Освещенные фонариком, появились между колонн шкафы, полные книг; дверцы одного были раскрыты, и на полу валялись несколько томов: должно быть, их вытаскивали охапкой и они падали по пути. Пока я оглядывался, в глубине левой анфилады комнат хлопнула дверь, раздался гулкий голос, навстречу мне понеслись мягкие поспешные шаги, и я разглядел человека небольшого роста, без шапки и в пальто; ладонью он заслонял на бегу свечку, и, когда остановился неподалеку, свет озарил бритое его оплывшее лицо и черные круглые глаза.

– Вот обрадовал! – воскликнул он необыкновенно задушевным голосом, назвал мою фамилию и принялся трясти свободной рукой за руку. – Скучища невероятная, и все печи развалились, – ючусь в угловой, топлю книжками; представьте, бегу сюда, и вдруг встреча. Пожалуйте, дорогой мой…

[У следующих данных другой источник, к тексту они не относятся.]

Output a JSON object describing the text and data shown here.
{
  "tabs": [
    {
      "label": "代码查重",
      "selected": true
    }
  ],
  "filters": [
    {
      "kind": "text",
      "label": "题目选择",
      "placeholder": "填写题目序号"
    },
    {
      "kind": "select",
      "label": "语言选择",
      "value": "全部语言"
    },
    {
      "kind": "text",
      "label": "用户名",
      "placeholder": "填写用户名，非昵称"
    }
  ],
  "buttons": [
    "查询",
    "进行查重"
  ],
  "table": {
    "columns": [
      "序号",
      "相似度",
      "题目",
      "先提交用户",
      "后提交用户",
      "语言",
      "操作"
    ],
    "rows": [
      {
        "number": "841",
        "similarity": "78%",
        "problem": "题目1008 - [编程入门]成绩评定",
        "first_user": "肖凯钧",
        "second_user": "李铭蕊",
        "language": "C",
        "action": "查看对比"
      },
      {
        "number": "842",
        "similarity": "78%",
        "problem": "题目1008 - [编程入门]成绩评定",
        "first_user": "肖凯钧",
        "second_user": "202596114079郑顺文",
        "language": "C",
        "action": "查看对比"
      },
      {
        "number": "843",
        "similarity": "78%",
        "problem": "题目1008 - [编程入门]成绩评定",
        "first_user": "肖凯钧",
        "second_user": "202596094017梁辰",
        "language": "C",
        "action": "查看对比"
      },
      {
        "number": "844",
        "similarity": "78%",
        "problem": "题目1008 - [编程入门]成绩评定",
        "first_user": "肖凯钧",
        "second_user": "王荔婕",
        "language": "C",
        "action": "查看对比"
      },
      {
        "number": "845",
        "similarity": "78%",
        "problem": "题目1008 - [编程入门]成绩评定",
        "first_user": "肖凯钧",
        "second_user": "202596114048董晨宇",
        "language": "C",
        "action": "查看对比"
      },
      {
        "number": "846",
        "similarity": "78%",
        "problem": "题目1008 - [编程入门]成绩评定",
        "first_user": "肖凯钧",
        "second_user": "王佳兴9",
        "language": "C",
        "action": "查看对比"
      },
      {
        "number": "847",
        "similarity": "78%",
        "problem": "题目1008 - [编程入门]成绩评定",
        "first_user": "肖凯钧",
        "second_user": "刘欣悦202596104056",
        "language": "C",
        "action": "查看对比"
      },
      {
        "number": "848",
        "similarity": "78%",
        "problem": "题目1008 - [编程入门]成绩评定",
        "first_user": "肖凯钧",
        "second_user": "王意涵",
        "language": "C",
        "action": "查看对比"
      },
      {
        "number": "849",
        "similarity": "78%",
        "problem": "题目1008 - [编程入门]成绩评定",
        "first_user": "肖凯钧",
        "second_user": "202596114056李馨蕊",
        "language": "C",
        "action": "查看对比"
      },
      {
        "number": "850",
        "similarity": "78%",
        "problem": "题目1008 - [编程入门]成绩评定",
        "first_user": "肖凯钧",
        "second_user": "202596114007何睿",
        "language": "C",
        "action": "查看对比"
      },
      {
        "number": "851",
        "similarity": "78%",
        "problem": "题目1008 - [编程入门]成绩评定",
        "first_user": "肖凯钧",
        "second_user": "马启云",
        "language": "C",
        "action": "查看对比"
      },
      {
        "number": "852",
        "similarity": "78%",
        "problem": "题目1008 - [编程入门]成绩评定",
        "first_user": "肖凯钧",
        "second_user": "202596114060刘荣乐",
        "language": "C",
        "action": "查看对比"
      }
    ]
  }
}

Я извинился, объяснил, как попал сюда, и попросил ночлега. Взяв под руку, незнакомец повел меня через парадные комнаты, иногда останавливаясь и поднимая свечу…

– Стиль Людовика, – говорил он, все время обрывая нервный смешок, – как вы думаете? А впрочем, наплевать, – все это сгнило, плесень… И, знаете ли, сова даже завелась. Я мышей наловлю в мышеловку и даю совушке. Вот она, смотрите, – прошептал он, приседая, и указал на верх изразцовой печи, где сидела сова. А с боков печи на облезлых стенах висели портреты, запушенные инеем.

– Предки-с! – радостно воскликнул он. – Часто беседую с ними от скуки. Этот вот генерал – петербургская штука, поглядите…

Он быстро потер ладонью по полотну; из-под нее выступила красная грудь мундира, перехваченного лентой ордена, потом бритый подбородок и губы, тонкие и кривые, как у незнакомца.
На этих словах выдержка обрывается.